Restrukturisasi pembiayaan wajib didukung dengan analisis
dan bukti-bukti yang memadai serta didokumentasikan dengan baik. Disamping 2 (dua) kriteria di atas maka bank syariah
akan melakukan penyelamatan pembiayaan bermasalah dengan upaya restrukturisasi
apabila nasabah masih mempunyai itikad baik dalam arti masih mau diajak
kerjasama dalam upaya penyelamatan pembiayaan bermasalah, akan tetapi jika
nasabah sudah tidak beritikad baik dalam arti tidak dapat diajak kerjasama
dalam upaya penyelamatan pembiayaan bermasalah maka bank syariah akan melakukan
upaya penyelesaian pembiayaan bermasalah.
Adapun landasan syariah yang dapat mendukung
upaya restrukturisasi pembiayaan yaitu :
- Dalam surat Al Baqarah (2):276 : ” Allah memusnahkan riba dan
menyuburkan sedekah dan Allah tidak menyukai setiap orang yang tetap dalam
kekafiran dan selalu berbuat dosa”.
- Dalam surat Al Baqarah (2) : 280: ” dan jika (orang
berhutang itu) dalam kesukaran, maka berilah tangguh sampai dia
berkelapangan. Dan menyedekahkan (sebagian atau semua hutang) itu lebih
baik bagimu, jika kamu mengetahui”.
- Dalam surat Al Baqarah
(2) : 286 : ” Allah tidak membebani seseorang melainkan sesuai dengan
kesanggupannya. Ia mendapat pahala (atas kebajikan) yang diusahakannya dan
ia mendapat siksa (dari kejahatan) yang dikerjakannya”. Dari kutipan ayat Al Quran diatas selalu
digarisbawahi pentingnya sedekah dan tuntunan akan perlunya toleransi
terhadap nasabah bila menghadapi nasabah sedang mengalami kesulitan (dalam
arti sebenar-benarnya) membayar kembali kewajibannya.
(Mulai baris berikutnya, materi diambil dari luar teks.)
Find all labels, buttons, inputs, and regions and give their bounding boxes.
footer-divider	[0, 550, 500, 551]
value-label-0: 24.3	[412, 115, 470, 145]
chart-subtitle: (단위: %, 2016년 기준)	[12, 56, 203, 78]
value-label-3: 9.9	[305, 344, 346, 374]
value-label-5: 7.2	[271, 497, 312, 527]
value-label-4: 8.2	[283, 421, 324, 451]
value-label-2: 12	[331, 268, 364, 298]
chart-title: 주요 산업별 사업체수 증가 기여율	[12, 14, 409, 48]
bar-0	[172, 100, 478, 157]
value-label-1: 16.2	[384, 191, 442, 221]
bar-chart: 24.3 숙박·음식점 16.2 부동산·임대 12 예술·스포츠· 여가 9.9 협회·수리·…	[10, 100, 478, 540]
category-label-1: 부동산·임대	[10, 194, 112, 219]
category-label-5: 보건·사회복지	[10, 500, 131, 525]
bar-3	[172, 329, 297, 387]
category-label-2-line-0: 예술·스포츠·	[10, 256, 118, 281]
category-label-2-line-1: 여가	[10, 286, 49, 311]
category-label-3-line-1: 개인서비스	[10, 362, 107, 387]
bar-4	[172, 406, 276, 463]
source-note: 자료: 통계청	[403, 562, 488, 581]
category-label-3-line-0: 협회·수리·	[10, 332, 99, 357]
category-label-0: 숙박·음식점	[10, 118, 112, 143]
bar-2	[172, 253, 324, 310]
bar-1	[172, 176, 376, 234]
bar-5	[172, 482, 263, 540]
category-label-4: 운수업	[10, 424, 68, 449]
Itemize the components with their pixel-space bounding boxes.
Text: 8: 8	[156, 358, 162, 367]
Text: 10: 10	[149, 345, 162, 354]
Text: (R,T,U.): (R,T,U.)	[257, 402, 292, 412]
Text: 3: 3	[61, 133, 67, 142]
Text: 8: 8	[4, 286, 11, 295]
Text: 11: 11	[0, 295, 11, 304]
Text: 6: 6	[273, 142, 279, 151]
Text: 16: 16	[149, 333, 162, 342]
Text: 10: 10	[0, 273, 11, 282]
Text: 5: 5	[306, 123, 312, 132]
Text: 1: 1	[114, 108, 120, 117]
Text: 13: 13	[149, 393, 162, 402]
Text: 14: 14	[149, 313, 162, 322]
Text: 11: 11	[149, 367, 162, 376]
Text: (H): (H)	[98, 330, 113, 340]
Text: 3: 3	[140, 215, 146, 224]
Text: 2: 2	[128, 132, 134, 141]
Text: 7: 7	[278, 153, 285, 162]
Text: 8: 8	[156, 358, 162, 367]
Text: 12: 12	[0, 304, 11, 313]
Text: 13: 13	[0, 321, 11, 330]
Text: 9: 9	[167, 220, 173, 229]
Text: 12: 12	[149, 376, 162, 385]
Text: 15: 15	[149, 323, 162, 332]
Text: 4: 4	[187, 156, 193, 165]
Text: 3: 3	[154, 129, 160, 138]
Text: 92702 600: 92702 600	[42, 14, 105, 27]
- Hadits Nabi riwayat Muslim :
”orang yang melepaskan seorang muslim dari kesulitannya
di dunia, Allah akan melepaskan kesulitannya di hari kiamat; dan Allah
senantiasa menolong hamba-Nya selama ia (suka) menolong saudaranya.
C. Penyelesaian
Pembiayaan Bermasalah
1. Penyelesaian
Melalui
Eksekusi
Jaminan
Penyelesaian melalui jaminan dilakukan oleh
bank syariah bilamana berdasarkan evaluasi ulang pembiayaan, prospek usaha
nasabah tidak ada, dan atau nasabah tidak kooperatif untuk menyelesaikan
pembiayaan atau upaya penyelamatan dengan
upaya restrukturisasi tidak membawa hasil melancarkan kembali pembiayaan tersebut. Maka upaya
penyelesaian pembiayaan bermasalah dengan cara eksekusi jaminan akan
dilakukan oleh bank syariah.
Eksekusi jaminan disesuaikan dengan lembaga jaminan yang membebani benda
jaminan tersebut, rahn (gadai syariah), jaminan hipotik, jaminan hak
tanggungan, dan jaminan fidusia. pada jaminan hipotik eksekusi agunan diatur
pada Pasal 1178 BW, Pada jaminan hak
tanggungan berdasarkan Pasal 20 Undang-undang No. 4 Tahun 1996, bilamana
debitor cidera janji ada 3 alternatif yang dapat dilakukan oleh bank yaitu:[10]
a.
berdasarkan hak
pemegang hak tanggungan pertama untuk menjual obyek hak tanggungan sebagaimana
dimaksud dalam Pasal 6;
b.
berdasarkan titel eksekutorial yang terdapat dalam
sertifikat hak tanggungan sebagaimana pada Pasal 14 (2) obyek hak tanggungan
dijual melalui pelelangan umum menurut tatacara yang ditentukan dalam peraturan
perundang-undangan untuk pelunasan piutang pemegang hak tanggungan dengan hak
mendahulu dari para kreditor-kreditor lainnya;
c.
atas kesepakatan
penjualan obyek jaminan dapat dilaksanakan dibawah tangan jika dengan cara
demikian akan dapat diperoleh harga tertinggi.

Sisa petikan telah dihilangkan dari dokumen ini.